Proibir bares a menos de 300 metros de igrejas foi a proposta do vereador de Sorocaba Benedito Oleriano (PMN). Os fiéis precisavam "de paz para orar". O mesmo levou uma vara de marmelo à Câmara para defender o direito dos pais de bater nos filhos. Com o Livro dos Provérbios em mãos, sentenciou: "Não retires a disciplina da criança, porque, fustigando-a com a vara, nem por isso morrerá. Tu a fustigarás com a vara e livrarás sua alma do inferno". Enquanto isso, os evangélicos de Maringá conseguiram, via projeto de lei, transferir a data da Marcha para Jesus para coincidir com a Parada Gay, e a Câmara do Rio concedeu ao pastor Silas Malafaia a medalha Pedro Ernesto, dada a quem se destaca na sociedade.

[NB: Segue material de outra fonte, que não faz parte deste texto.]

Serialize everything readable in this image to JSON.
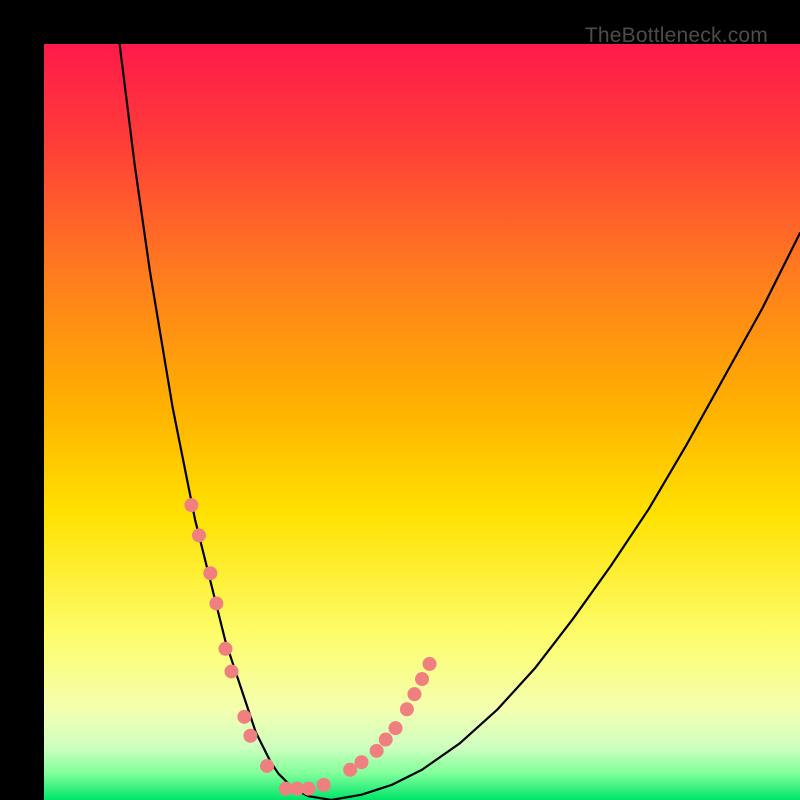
{
  "watermark": "TheBottleneck.com",
  "chart_data": {
    "type": "line",
    "title": "",
    "xlabel": "",
    "ylabel": "",
    "xlim": [
      0,
      100
    ],
    "ylim": [
      0,
      100
    ],
    "gradient": {
      "stops": [
        {
          "offset": 0.0,
          "color": "#ff1a4b"
        },
        {
          "offset": 0.12,
          "color": "#ff3a3a"
        },
        {
          "offset": 0.3,
          "color": "#ff7a1f"
        },
        {
          "offset": 0.48,
          "color": "#ffb100"
        },
        {
          "offset": 0.62,
          "color": "#ffe100"
        },
        {
          "offset": 0.78,
          "color": "#fdfd6a"
        },
        {
          "offset": 0.88,
          "color": "#f4ffb0"
        },
        {
          "offset": 0.93,
          "color": "#cfffc0"
        },
        {
          "offset": 0.965,
          "color": "#80ff9a"
        },
        {
          "offset": 1.0,
          "color": "#00e56a"
        }
      ]
    },
    "series": [
      {
        "name": "curve",
        "stroke": "#000000",
        "stroke_width": 2.2,
        "x": [
          10,
          11,
          12,
          13,
          14,
          15,
          16,
          17,
          18,
          19,
          20,
          21,
          22,
          23,
          24,
          25,
          26,
          27,
          28,
          29,
          30,
          31,
          33,
          35,
          38,
          42,
          46,
          50,
          55,
          60,
          65,
          70,
          75,
          80,
          85,
          90,
          95,
          100
        ],
        "y": [
          100,
          92,
          84,
          77,
          70,
          64,
          58,
          52,
          47,
          42,
          37,
          33,
          29,
          25,
          21,
          18,
          15,
          12,
          9,
          7,
          5,
          3.5,
          1.5,
          0.5,
          0,
          0.7,
          2.0,
          4.0,
          7.5,
          12.0,
          17.5,
          24.0,
          31.0,
          38.5,
          47.0,
          56.0,
          65.0,
          75.0
        ]
      }
    ],
    "curve_markers": {
      "color": "#f08080",
      "radius": 7,
      "points": [
        {
          "x": 19.5,
          "y": 39
        },
        {
          "x": 20.5,
          "y": 35
        },
        {
          "x": 22.0,
          "y": 30
        },
        {
          "x": 22.8,
          "y": 26
        },
        {
          "x": 24.0,
          "y": 20
        },
        {
          "x": 24.8,
          "y": 17
        },
        {
          "x": 26.5,
          "y": 11
        },
        {
          "x": 27.3,
          "y": 8.5
        },
        {
          "x": 29.5,
          "y": 4.5
        },
        {
          "x": 32.0,
          "y": 1.5
        },
        {
          "x": 33.5,
          "y": 1.5
        },
        {
          "x": 35.0,
          "y": 1.5
        },
        {
          "x": 37.0,
          "y": 2.0
        },
        {
          "x": 40.5,
          "y": 4.0
        },
        {
          "x": 42.0,
          "y": 5.0
        },
        {
          "x": 44.0,
          "y": 6.5
        },
        {
          "x": 45.2,
          "y": 8.0
        },
        {
          "x": 46.5,
          "y": 9.5
        },
        {
          "x": 48.0,
          "y": 12.0
        },
        {
          "x": 49.0,
          "y": 14.0
        },
        {
          "x": 50.0,
          "y": 16.0
        },
        {
          "x": 51.0,
          "y": 18.0
        }
      ]
    }
  }
}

Provas da ocupação do discurso e dos espaços públicos pela religião. Assim, era uma vez uma Praça Chico Mendes em São Gonçalo, na Região Metropolitana do Rio. Homenagem ao ativista morto na Amazônia, o espaço foi convertido pela prefeita evangélica Aparecida Panisset em Praça da Bíblia. "Antes essa praça era relacionada a crimes e hoje manifesta a palavra de Deus", disse no evento. Igualmente simbólico, o Dia do Evangélico foi aprovado em dezenas de cidades. Mas o que mais preocupa os laicos é a frente da ação voltada para projetos de cunho moral, em prol de um ideário conservador de nação, família e vida. Não foi apenas Carlos Apolinário (DEM) a propor a instituição do Dia do Orgulho Hétero e o banheiro gay em São Paulo. Em Ilhéus (BA), o vereador Alzimário Belmonte (PP) tentou transformar em lei a obrigatoriedade do Pai-Nosso antes das aulas. Projetos mais esdrúxulos pipocam País afora.

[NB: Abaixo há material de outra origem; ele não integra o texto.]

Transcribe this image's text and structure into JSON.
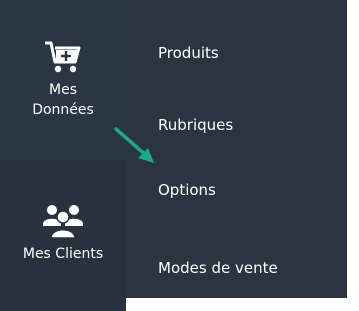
{
  "sidebar": {
    "items": [
      {
        "id": "mes-donnees",
        "icon": "cart-add-icon",
        "label_line1": "Mes",
        "label_line2": "Données"
      },
      {
        "id": "mes-clients",
        "icon": "users-group-icon",
        "label": "Mes Clients"
      }
    ]
  },
  "submenu": {
    "items": [
      {
        "label": "Produits"
      },
      {
        "label": "Rubriques"
      },
      {
        "label": "Options"
      },
      {
        "label": "Modes de vente"
      }
    ]
  },
  "colors": {
    "rail_background": "#28323f",
    "menu_background": "#2b3542",
    "text": "#ffffff",
    "annotation_arrow": "#1aa88e"
  },
  "annotation": {
    "icon": "arrow-pointer-icon"
  }
}
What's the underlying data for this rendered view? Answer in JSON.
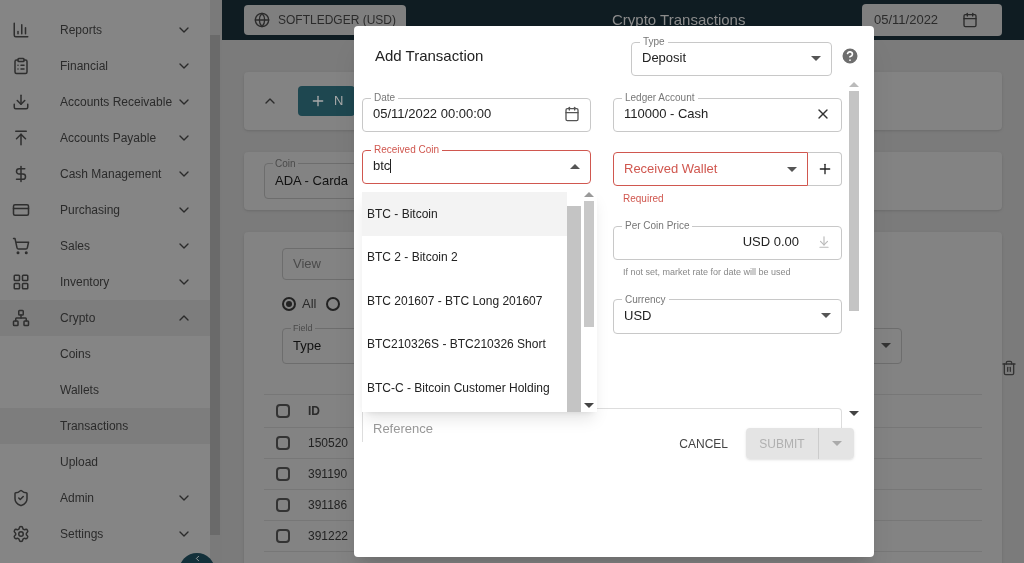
{
  "sidebar": {
    "items": [
      {
        "label": "Reports",
        "expanded": false
      },
      {
        "label": "Financial",
        "expanded": false
      },
      {
        "label": "Accounts Receivable",
        "expanded": false
      },
      {
        "label": "Accounts Payable",
        "expanded": false
      },
      {
        "label": "Cash Management",
        "expanded": false
      },
      {
        "label": "Purchasing",
        "expanded": false
      },
      {
        "label": "Sales",
        "expanded": false
      },
      {
        "label": "Inventory",
        "expanded": false
      },
      {
        "label": "Crypto",
        "expanded": true,
        "children": [
          {
            "label": "Coins",
            "selected": false
          },
          {
            "label": "Wallets",
            "selected": false
          },
          {
            "label": "Transactions",
            "selected": true
          },
          {
            "label": "Upload",
            "selected": false
          }
        ]
      },
      {
        "label": "Admin",
        "expanded": false
      },
      {
        "label": "Settings",
        "expanded": false
      }
    ]
  },
  "header": {
    "company": "SOFTLEDGER (USD)",
    "title": "Crypto Transactions",
    "date": "05/11/2022"
  },
  "background": {
    "new_button": "N",
    "coin": {
      "label": "Coin",
      "value": "ADA - Carda"
    },
    "view_placeholder": "View",
    "radios": [
      {
        "label": "All",
        "selected": true
      },
      {
        "selected": false
      }
    ],
    "field": {
      "label": "Field",
      "value": "Type"
    },
    "table": {
      "columns": [
        "ID"
      ],
      "all_checked": false,
      "rows": [
        {
          "id": "150520",
          "checked": false
        },
        {
          "id": "391190",
          "checked": false
        },
        {
          "id": "391186",
          "checked": false
        },
        {
          "id": "391222",
          "checked": false
        }
      ]
    }
  },
  "dialog": {
    "title": "Add Transaction",
    "type": {
      "label": "Type",
      "value": "Deposit"
    },
    "date": {
      "label": "Date",
      "value": "05/11/2022 00:00:00"
    },
    "ledger_account": {
      "label": "Ledger Account",
      "value": "110000 - Cash"
    },
    "received_coin": {
      "label": "Received Coin",
      "value": "btc",
      "error": true,
      "options": [
        {
          "label": "BTC - Bitcoin",
          "selected": true
        },
        {
          "label": "BTC 2 - Bitcoin 2",
          "selected": false
        },
        {
          "label": "BTC 201607 - BTC Long 201607",
          "selected": false
        },
        {
          "label": "BTC210326S - BTC210326 Short",
          "selected": false
        },
        {
          "label": "BTC-C - Bitcoin Customer Holding",
          "selected": false
        }
      ]
    },
    "received_wallet": {
      "placeholder": "Received Wallet",
      "error": true,
      "helper": "Required"
    },
    "per_coin_price": {
      "label": "Per Coin Price",
      "value": "USD 0.00",
      "helper": "If not set, market rate for date will be used"
    },
    "currency": {
      "label": "Currency",
      "value": "USD"
    },
    "reference": {
      "placeholder": "Reference"
    },
    "buttons": {
      "cancel": "CANCEL",
      "submit": "SUBMIT",
      "submit_disabled": true
    }
  }
}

Para tal, os evangélicos dependem dos números. E têm conseguido. Há casos emblemáticos, como a pequena São Leopoldo (RS), onde seis dos 13 vereadores São evangélicos (PRB, PSB, PP. PT, PSL e PSDB), um crescimento de 100% em relação à última legislatura. Em cidades maiores, o fenômeno é o mesmo. No Rio eram quatro evangélicos na última gestão: hoje são sete, aumento de 75%. Em São Paulo, o número subiu de oito para 11. Em Aracaju eram dois, agora são quatro. No Recife, eram seis, e agora são 11. Em Curitiba, a bancada surgiu em 2013 com 11 vereadores: quase um terço da casa. A regra é clara: sem maioria para aprovar seus projetos, os evangélicos formam alianças e usam a barganha política para impedir propostas progressistas.

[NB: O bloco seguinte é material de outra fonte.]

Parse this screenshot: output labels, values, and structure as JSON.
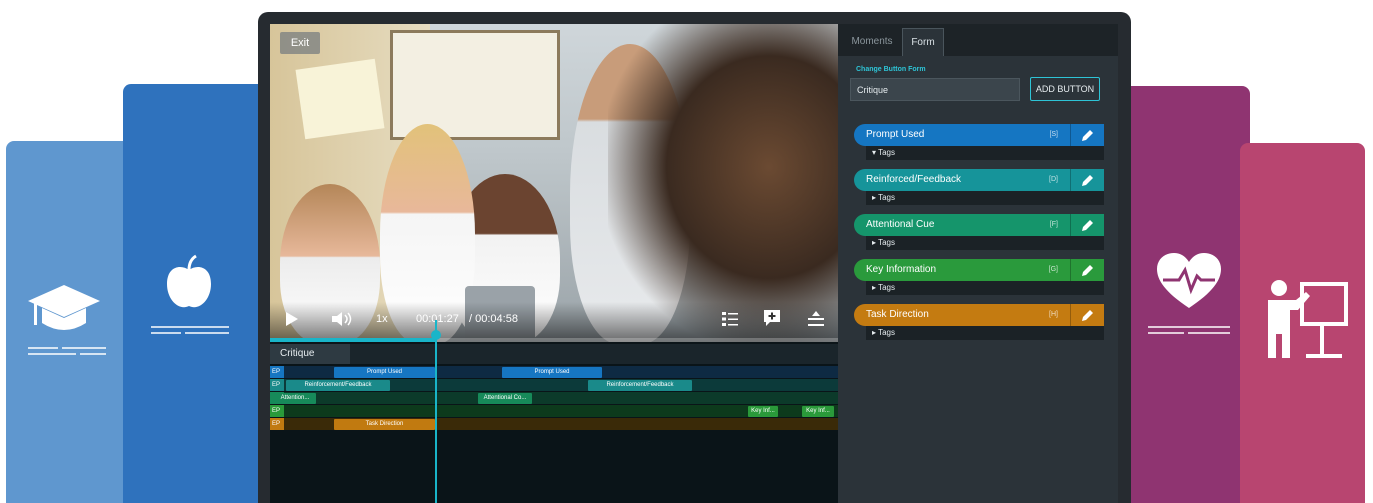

Embalado pelo crescimento da bancada, o vereador sindicalista evangélico Luiz Eustáquio (PT) criou uma FPE na Câmara do Recife. Entre os temas discutidos estão formas de impedir o aborto, a legalização da maconha e o casamento gay, explica o vereador, recém-chegado de um encontro da FPE no Congresso, em Brasília. "Fui lá me inspirar e aproveitei para participar do culto na Câmara." Mas temas do Congresso cabem no âmbito municipal? "E importante replicar os temas aqui para fortalecer o debate nacional." Um exemplo é a Lei do Nascituro. Um projeto tramita na Câmara para estabelecer os direitos dos embriões. "Talvez caiba propor algo municipal." O mesmo Dia do Nascituro foi aprovado em dezenas de cidades, o que leva o poder público a investir em palestras e seminários que ataquem a legalização do aborto.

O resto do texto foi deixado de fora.